In comparison to EU cars: my s'charged petrol Audi A6 is 190g/km and even a mid-sized SUV like an Audi Q5 is ~150g/km (in petrol, even lower in the TDI - but we won't use diesel as the argument in favour of IC engines!).... so the cross-over point of a new petrol engine vs a new hybrid/electric can be anything from 8 months to 12 years (towards the latter if you're looking at cars with larger batteries like Teslas)... assuming you're doing ~12,000 miles per year.... more like 1 year to 18 years if you're talking about the more common UK average of ~8000 miles per year....

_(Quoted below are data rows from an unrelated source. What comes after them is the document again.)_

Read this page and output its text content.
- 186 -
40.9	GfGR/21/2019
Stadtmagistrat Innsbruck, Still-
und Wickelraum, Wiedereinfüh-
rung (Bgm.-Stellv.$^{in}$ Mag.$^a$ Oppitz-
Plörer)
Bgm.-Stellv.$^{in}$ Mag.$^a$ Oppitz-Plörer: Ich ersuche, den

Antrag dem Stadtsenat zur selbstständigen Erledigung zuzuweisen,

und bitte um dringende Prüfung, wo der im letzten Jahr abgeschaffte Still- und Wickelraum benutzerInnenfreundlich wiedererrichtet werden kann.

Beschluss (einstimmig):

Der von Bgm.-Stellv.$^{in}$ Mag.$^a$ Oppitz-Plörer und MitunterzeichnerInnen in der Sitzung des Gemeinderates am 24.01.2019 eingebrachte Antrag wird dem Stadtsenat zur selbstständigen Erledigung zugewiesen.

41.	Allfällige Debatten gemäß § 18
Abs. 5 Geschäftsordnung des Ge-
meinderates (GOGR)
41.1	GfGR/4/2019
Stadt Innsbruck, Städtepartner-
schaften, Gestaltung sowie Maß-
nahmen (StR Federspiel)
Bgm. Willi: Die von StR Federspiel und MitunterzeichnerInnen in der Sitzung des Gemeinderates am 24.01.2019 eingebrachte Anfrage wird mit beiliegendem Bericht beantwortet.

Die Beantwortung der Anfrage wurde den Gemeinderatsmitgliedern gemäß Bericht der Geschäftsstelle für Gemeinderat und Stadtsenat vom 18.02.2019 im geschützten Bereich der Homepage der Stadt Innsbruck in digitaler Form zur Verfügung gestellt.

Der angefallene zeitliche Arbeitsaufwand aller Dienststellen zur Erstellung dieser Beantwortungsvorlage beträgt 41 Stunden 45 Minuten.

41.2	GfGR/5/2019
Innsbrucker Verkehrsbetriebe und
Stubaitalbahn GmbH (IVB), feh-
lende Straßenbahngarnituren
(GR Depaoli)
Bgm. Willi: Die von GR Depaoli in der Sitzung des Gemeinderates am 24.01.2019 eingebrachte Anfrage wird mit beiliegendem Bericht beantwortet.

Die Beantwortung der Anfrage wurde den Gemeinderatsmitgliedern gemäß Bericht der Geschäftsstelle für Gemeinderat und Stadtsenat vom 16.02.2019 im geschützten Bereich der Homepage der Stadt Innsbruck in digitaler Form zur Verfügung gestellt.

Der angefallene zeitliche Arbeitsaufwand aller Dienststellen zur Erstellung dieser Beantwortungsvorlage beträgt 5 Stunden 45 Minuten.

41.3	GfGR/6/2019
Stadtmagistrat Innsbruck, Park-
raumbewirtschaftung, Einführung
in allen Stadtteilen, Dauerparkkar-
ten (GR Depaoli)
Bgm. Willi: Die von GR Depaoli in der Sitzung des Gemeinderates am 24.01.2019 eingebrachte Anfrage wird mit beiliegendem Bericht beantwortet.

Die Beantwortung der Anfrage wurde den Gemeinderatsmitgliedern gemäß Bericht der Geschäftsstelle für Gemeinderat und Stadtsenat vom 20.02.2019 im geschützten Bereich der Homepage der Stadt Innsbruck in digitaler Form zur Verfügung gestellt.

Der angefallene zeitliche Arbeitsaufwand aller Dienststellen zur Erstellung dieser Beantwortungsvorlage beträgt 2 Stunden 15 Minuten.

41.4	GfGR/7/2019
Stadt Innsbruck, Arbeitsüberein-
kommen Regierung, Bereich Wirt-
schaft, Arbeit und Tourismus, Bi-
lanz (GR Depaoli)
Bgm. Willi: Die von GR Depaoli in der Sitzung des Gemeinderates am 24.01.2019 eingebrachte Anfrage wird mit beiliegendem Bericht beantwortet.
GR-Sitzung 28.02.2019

Also - that assumes you're buying two new cars...

In summary - if you're buying a small, lightweight hybrid and keeping it for >5 years you might be doing the environment less harm than the petrol alternatives...
Black 2006: AC & heated leather: 4x Megillian braces, Koni/Tein custom suspension, MTEC+YS+braided brakes, Toyosports manifold, TTE exhaust, Conti PremiumContact2(summer)/ Conti TS860S(winter) / YokoAD08RS (track/summer), Pioneer MVH-390BT + TS-E171ci, FBSW, Robbins mohair hood.